Come d’un asino, quando a dispetto de’ bimbi in un campo
entra, il cocciuto, che molti bastoni gli rompono in dosso:
esso una volta ch’entrò tosa l’erba profonda, ed i bimbi
picchiano pur coi bastoni: ma sì! la lor forza è bambina;
e lo ricacciano a stento poichè si gonfiò di foraggio:
simile Aiace, l’eroe Talamonio, a quell’ora i Troiani
d’animo forte e gli Aiuti adunati da terre lontane,
l’aste avventandogli a mezzo lo scudo, seguivano sempre.
il pianto dell’amico
Quelli pugnavano intorno la nave fornita di ponti:
Patroclo s’avvicinò ad Achille pastore di genti,
lagrime calde versando così come fonte acqua-nera,
come una fonte che versa acqua bruna da ripida rupe.

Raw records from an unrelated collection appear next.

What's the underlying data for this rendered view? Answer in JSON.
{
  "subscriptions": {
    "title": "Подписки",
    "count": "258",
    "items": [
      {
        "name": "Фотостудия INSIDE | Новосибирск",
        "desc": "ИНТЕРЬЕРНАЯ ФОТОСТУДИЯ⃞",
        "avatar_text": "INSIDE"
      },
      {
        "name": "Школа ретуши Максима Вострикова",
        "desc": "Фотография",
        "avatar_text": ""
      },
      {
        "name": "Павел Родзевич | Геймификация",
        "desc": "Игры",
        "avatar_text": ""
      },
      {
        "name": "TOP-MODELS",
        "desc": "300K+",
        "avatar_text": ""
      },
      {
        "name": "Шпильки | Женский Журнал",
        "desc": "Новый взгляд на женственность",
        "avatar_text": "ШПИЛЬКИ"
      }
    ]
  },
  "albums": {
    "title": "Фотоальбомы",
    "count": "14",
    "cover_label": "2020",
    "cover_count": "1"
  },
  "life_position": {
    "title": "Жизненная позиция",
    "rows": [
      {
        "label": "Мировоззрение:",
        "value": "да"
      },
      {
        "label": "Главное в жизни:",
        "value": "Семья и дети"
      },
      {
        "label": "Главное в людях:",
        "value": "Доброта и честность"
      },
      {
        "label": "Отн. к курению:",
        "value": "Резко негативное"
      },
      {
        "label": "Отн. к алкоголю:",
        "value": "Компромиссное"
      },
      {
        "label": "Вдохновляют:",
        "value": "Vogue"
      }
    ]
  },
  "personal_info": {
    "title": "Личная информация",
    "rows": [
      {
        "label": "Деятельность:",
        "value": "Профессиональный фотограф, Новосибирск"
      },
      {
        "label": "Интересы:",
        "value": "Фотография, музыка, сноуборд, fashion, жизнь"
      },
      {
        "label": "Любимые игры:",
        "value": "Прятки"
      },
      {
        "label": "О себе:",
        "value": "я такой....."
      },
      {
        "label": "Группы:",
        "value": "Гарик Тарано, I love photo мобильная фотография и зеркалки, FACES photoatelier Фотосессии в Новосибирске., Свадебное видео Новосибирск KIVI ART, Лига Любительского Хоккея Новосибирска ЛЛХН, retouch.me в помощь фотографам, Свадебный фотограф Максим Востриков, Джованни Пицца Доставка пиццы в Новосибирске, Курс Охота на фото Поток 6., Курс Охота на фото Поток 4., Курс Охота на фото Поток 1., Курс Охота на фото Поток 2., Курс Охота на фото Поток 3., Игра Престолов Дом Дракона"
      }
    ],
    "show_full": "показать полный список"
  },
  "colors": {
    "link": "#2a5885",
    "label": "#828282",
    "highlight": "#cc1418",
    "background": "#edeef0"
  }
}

Poi che lo vide, pietà n’ebbe Achille, il veloce, il divino:
mise la voce e parlò le parole ch’hanno ali d’uccelli:
“Come se’ mai tutto in lagrime, o Patroclo? come la figlia,
bimba, che corre con mamma, chè vuol che la prenda su in collo,
e per la gonna la piglia e l’impaccia nel rapido andare,
e la riguarda, bagnata di lagrime, fin che la prenda:
simile a quella tu, Patroclo, versi le gocciole tonde.
Vuoi tu chiarirmi d’un che, dai Mirmidoni? ovver da me stesso?
nuove ci sono da Ftia ch’abbi udito da solo, in disparte?